Do you need to have a goal in sight to be able to fail? If my goal is to clean the house from top to toe in half an hour, get super fit in a day or learn 3D printing software (my current nemesis) in 10 minutes I am going to fail, no matter what your definition of the word is. If there is no goal in sight and you are just going about your day, doing tasks as you come across them, can you fail? Is it even possible for us to be that aimless? If we are succeeding at simply making goals (no matter how unobtainable they might be) how can it be possible for us to fail? We might not reach the goals but the fact that we defined them in the first place is a win.
If you feel like you are failing because you are not meeting your targets or goals, can you simply make them smaller? I stand a chance of doing the dishes, going out for a walk or spending 10 minutes learning a new thing instead of trying to do it all at once. There is reams of info on this site about slowing down decluttering and getting rid of just a few things a day. We know that approach works so if failing is something you want to avoid, break your goals into chunks. Small ones.
Mistakes feed evolution and we can learn from our mistakes. Planning to fail can take the pressure off a perfectionist mind set and allow you to start. If you have a goal so huge or difficult it feels like it will never happen, try planning to cock it up. I’m finding this is working with the 3D printing software. I’m spending 10 minutes at a time just moving things around and trying to break them. It is really helping me get to grips with the way it works. I’ve started to plan failure with my bread making too. Sometimes I get a gorgeous sourdough loaf, most times I get something doughy and heavy. When that happens I turn it into delicious croutons. Having a plan B (and sometimes C and D) means whatever happens, I don’t actually fail.
What happens when you haven’t avoided or planned for failure and you simply just do something wrong?
- First look at what can be salvaged. Is any of it useful, can it be recycled?
- Next think about what could have done to avoid the accident. I find this very hard to do without really beating myself up so I try to limit the time I spend being horrible to myself.
- Lastly what positive spin can you put on it? Your bread burnt but hey, the oven works! You got nail varnish on your skirt, but you hated it anyway….
Working with failure
In my day job I have a time limit on the work I do. Because of this constraint I tend to filter ideas very quickly and only work with ones I am confident will work and the client likes. At college I can actually devote time to working into the mistakes and seeing what can be done with them. This means I have a huge pile of clutter in my corner of our studio because I’m saving every thing I make in case it helps me develop more ideas. It is making me very uncomfortable indeed but I’m there to break out of my comfort zone so that is fine. I tried electroplating this week and accidentally made a range of large bogies. I can’t think of any use for them right now but they did teach me what doesn’t work. And that is fine.

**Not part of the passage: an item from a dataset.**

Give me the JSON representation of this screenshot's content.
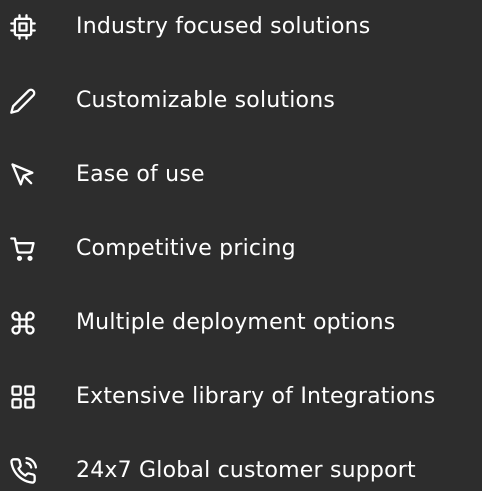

View this post on Instagram
You can’t fail
Writing as someone who beat herself up for weeks because she was just 3 points away from a distinction in her Advanced Driving Test I know what failure feels like. I didn’t hear it when people reminded me that learning advanced driving is a brilliant thing to do, and I still passed. All I heard was my horrible internal dialogue replaying what I did wrong, again and again and again. I am expert at making a win feel like a fail.
I’m learning though, that berating yourself endlessly does not make things any better and I’m trying to accept failure more on a daily basis. This doesn’t mean I’m doing bad work or dropping my standards, it just means I’m accepting that failure is part of how things work and any failure is actually an achievement.